The results revealed the following first order observations:
The 450 C isotherm from the LithoRef18 model is most shallow in the western Cordillera terrane. Although shallow depths to the 450 C isotherm is also revealed in Nova Scotia in the Caledonian terrane.
Shallow depth of the 450 C isotherms correlate well with the distribution of recent volcanism and conventional geothermal power plants.
LithoRef 450 C isotherm depths are shallower than CDP within the western Cordillera and eastern Caledonian terranes, but deeper than CDP data in Cratonic terrane. This highlights that CDP data may not be accurately reporting depth to CDP temperatures within regions of thick lithosphere and Cratonic domains, or conversely that LithoRef18 may be underestimating subsurface temperatures given the relatively simplistic assumptions introduced in this model for radioactive heat production in continental crust.
Comparisons of modelled and observed isotherm data reveal that the LithoRef18 model tracks the large-wavelength changes reasonably well.

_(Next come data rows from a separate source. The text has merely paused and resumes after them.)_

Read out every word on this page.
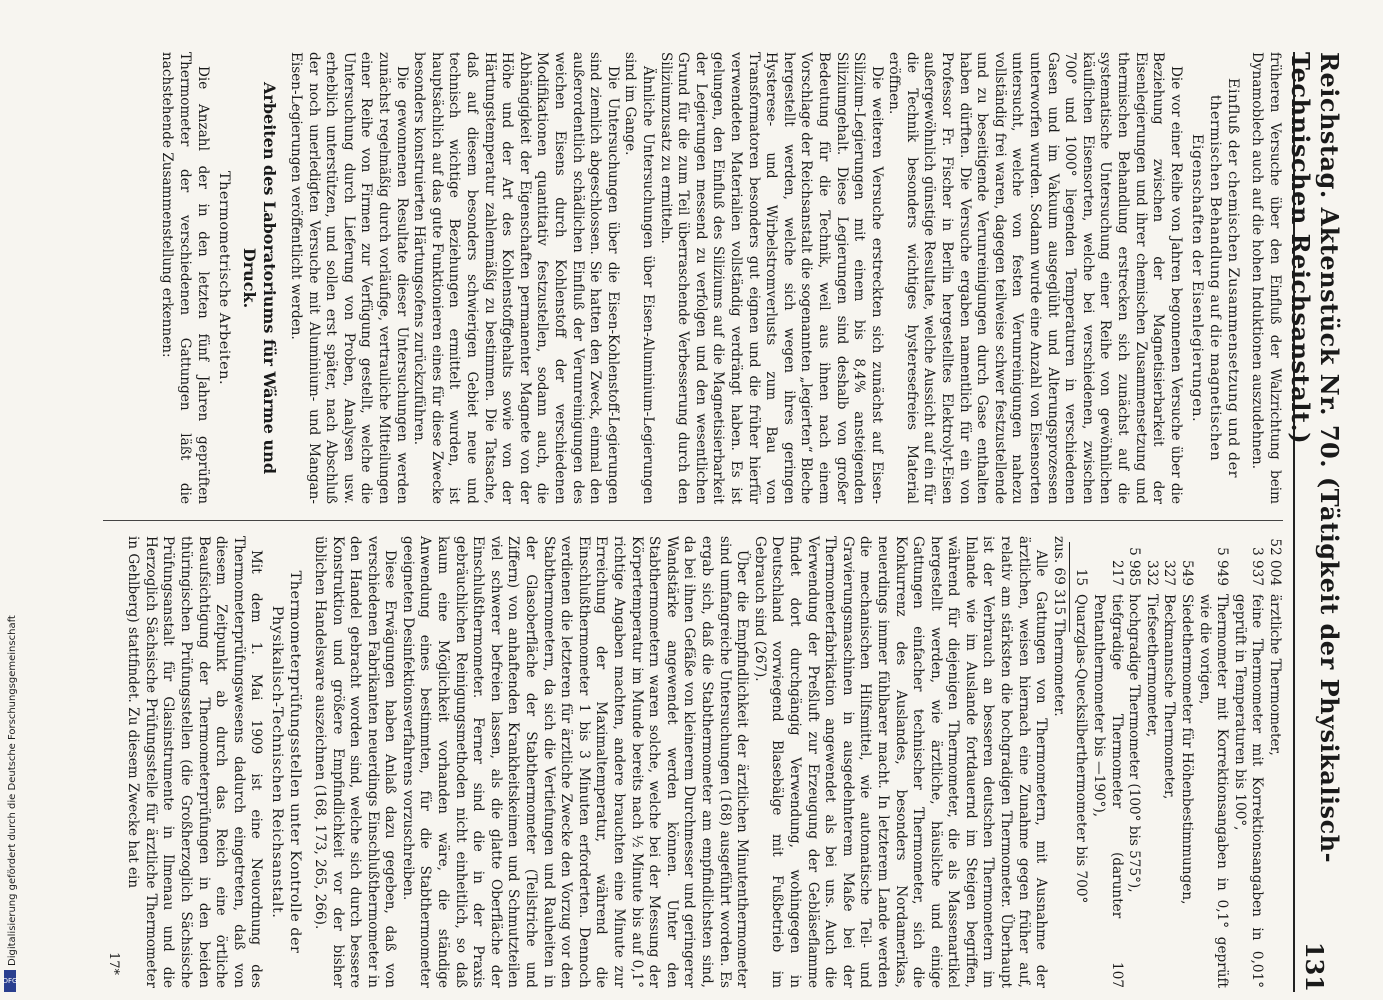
Reichstag. Aktenstück Nr. 70. (Tätigkeit der Physikalisch-Technischen Reichsanstalt.)
131

früheren Versuche über den Einfluß der Walzrichtung beim Dynamoblech auch auf die hohen Induktionen auszudehnen.

Einfluß der chemischen Zusammensetzung und der thermischen Behandlung auf die magnetischen Eigenschaften der Eisenlegierungen.

Die vor einer Reihe von Jahren begonnenen Versuche über die Beziehung zwischen der Magnetisierbarkeit der Eisenlegierungen und ihrer chemischen Zusammensetzung und thermischen Behandlung erstrecken sich zunächst auf die systematische Untersuchung einer Reihe von gewöhnlichen käuflichen Eisensorten, welche bei verschiedenen, zwischen 700° und 1000° liegenden Temperaturen in verschiedenen Gasen und im Vakuum ausgeglüht und Alterungsprozessen unterworfen wurden. Sodann wurde eine Anzahl von Eisensorten untersucht, welche von festen Verunreinigungen nahezu vollständig frei waren, dagegen teilweise schwer festzustellende und zu beseitigende Verunreinigungen durch Gase enthalten haben dürften. Die Versuche ergaben namentlich für ein von Professor Fr. Fischer in Berlin hergestelltes Elektrolyt-Eisen außergewöhnlich günstige Resultate, welche Aussicht auf ein für die Technik besonders wichtiges hysteresefreies Material eröffnen.

Die weiteren Versuche erstreckten sich zunächst auf Eisen-Silizium-Legierungen mit einem bis 8,4% ansteigenden Siliziumgehalt. Diese Legierungen sind deshalb von großer Bedeutung für die Technik, weil aus ihnen nach einem Vorschlage der Reichsanstalt die sogenannten „legierten“ Bleche hergestellt werden, welche sich wegen ihres geringen Hysterese- und Wirbelstromverlusts zum Bau von Transformatoren besonders gut eignen und die früher hierfür verwendeten Materialien vollständig verdrängt haben. Es ist gelungen, den Einfluß des Siliziums auf die Magnetisierbarkeit der Legierungen messend zu verfolgen und den wesentlichen Grund für die zum Teil überraschende Verbesserung durch den Siliziumzusatz zu ermitteln.

Ähnliche Untersuchungen über Eisen-Aluminium-Legierungen sind im Gange.

Die Untersuchungen über die Eisen-Kohlenstoff-Legierungen sind ziemlich abgeschlossen. Sie hatten den Zweck, einmal den außerordentlich schädlichen Einfluß der Verunreinigungen des weichen Eisens durch Kohlenstoff der verschiedenen Modifikationen quantitativ festzustellen, sodann auch, die Abhängigkeit der Eigenschaften permanenter Magnete von der Höhe und der Art des Kohlenstoffgehalts sowie von der Härtungstemperatur zahlenmäßig zu bestimmen. Die Tatsache, daß auf diesem besonders schwierigen Gebiet neue und technisch wichtige Beziehungen ermittelt wurden, ist hauptsächlich auf das gute Funktionieren eines für diese Zwecke besonders konstruierten Härtungsofens zurückzuführen.

Die gewonnenen Resultate dieser Untersuchungen werden zunächst regelmäßig durch vorläufige, vertrauliche Mitteilungen einer Reihe von Firmen zur Verfügung gestellt, welche die Untersuchung durch Lieferung von Proben, Analysen usw. erheblich unterstützen, und sollen erst später, nach Abschluß der noch unerledigten Versuche mit Aluminium- und Mangan-Eisen-Legierungen veröffentlicht werden.

Arbeiten des Laboratoriums für Wärme und Druck.
Thermometrische Arbeiten.

Die Anzahl der in den letzten fünf Jahren geprüften Thermometer der verschiedenen Gattungen läßt die nachstehende Zusammenstellung erkennen:

52 004
ärztliche Thermometer,
3 937
feine Thermometer mit Korrektionsangaben in 0,01° geprüft in Temperaturen bis 100°,
5 949
Thermometer mit Korrektionsangaben in 0,1° geprüft wie die vorigen,
549
Siedethermometer für Höhenbestimmungen,
327
Beckmannsche Thermometer,
332
Tiefseethermometer,
5 985
hochgradige Thermometer (100° bis 575°),
217
tiefgradige Thermometer (darunter 107 Pentanthermometer bis —190°),
15
Quarzglas-Quecksilberthermometer bis 700°

zus. 69 315 Thermometer.

Alle Gattungen von Thermometern, mit Ausnahme der ärztlichen, weisen hiernach eine Zunahme gegen früher auf, relativ am stärksten die hochgradigen Thermometer. Überhaupt ist der Verbrauch an besseren deutschen Thermometern im Inlande wie im Auslande fortdauernd im Steigen begriffen, während für diejenigen Thermometer, die als Massenartikel hergestellt werden, wie ärztliche, häusliche und einige Gattungen einfacher technischer Thermometer, sich die Konkurrenz des Auslandes, besonders Nordamerikas, neuerdings immer fühlbarer macht. In letzterem Lande werden die mechanischen Hilfsmittel, wie automatische Teil- und Gravierungsmaschinen in ausgedehnterem Maße bei der Thermometerfabrikation angewendet als bei uns. Auch die Verwendung der Preßluft zur Erzeugung der Gebläseflamme findet dort durchgängig Verwendung, wohingegen in Deutschland vorwiegend Blasebälge mit Fußbetrieb im Gebrauch sind (267).

Über die Empfindlichkeit der ärztlichen Minutenthermometer sind umfangreiche Untersuchungen (168) ausgeführt worden. Es ergab sich, daß die Stabthermometer am empfindlichsten sind, da bei ihnen Gefäße von kleinerem Durchmesser und geringerer Wandstärke angewendet werden können. Unter den Stabthermometern waren solche, welche bei der Messung der Körpertemperatur im Munde bereits nach ½ Minute bis auf 0,1° richtige Angaben machten, andere brauchten eine Minute zur Erreichung der Maximaltemperatur, während die Einschlußthermometer 1 bis 3 Minuten erforderten. Dennoch verdienen die letzteren für ärztliche Zwecke den Vorzug vor den Stabthermometern, da sich die Vertiefungen und Rauheiten in der Glasoberfläche der Stabthermometer (Teilstriche und Ziffern) von anhaftenden Krankheitskeimen und Schmutzteilen viel schwerer befreien lassen, als die glatte Oberfläche der Einschlußthermometer. Ferner sind die in der Praxis gebräuchlichen Reinigungsmethoden nicht einheitlich, so daß kaum eine Möglichkeit vorhanden wäre, die ständige Anwendung eines bestimmten, für die Stabthermometer geeigneten Desinfektionsverfahrens vorzuschreiben.

Diese Erwägungen haben Anlaß dazu gegeben, daß von verschiedenen Fabrikanten neuerdings Einschlußthermometer in den Handel gebracht worden sind, welche sich durch bessere Konstruktion und größere Empfindlichkeit vor der bisher üblichen Handelsware auszeichnen (168, 173, 265, 266).

Thermometerprüfungsstellen unter Kontrolle der Physikalisch-Technischen Reichsanstalt.

Mit dem 1. Mai 1909 ist eine Neuordnung des Thermometerprüfungswesens dadurch eingetreten, daß von diesem Zeitpunkt ab durch das Reich eine örtliche Beaufsichtigung der Thermometerprüfungen in den beiden thüringischen Prüfungsstellen (die Großherzoglich Sächsische Prüfungsanstalt für Glasinstrumente in Ilmenau und die Herzoglich Sächsische Prüfungsstelle für ärztliche Thermometer in Gehlberg) stattfindet. Zu diesem Zwecke hat ein

17*
Digitalisierung gefördert durch die Deutsche Forschungsgemeinschaft
DFG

The fact that the long wavelength pattern of predicted and observed SHF match well indicates that high-frequency anomalies, revealed in the residual maps, are likely of shallow origin (for example shallow water flow, small-scale magmatism, or hydrothermal activity).
The study emphasizes that models are not datasets or data. They carry a tremendous amount of modelling assumptions. Defining the depth to deep heat is notoriously difficult in the absence of constraining data. The models highlighted here reveal that all models have limitations when predicting subsurface temperature.
This preliminary investigation allows us to consider some regions where more data and/or further studies are needed to understand the distribution of heat within the crust and lithospheric mantle of Canada.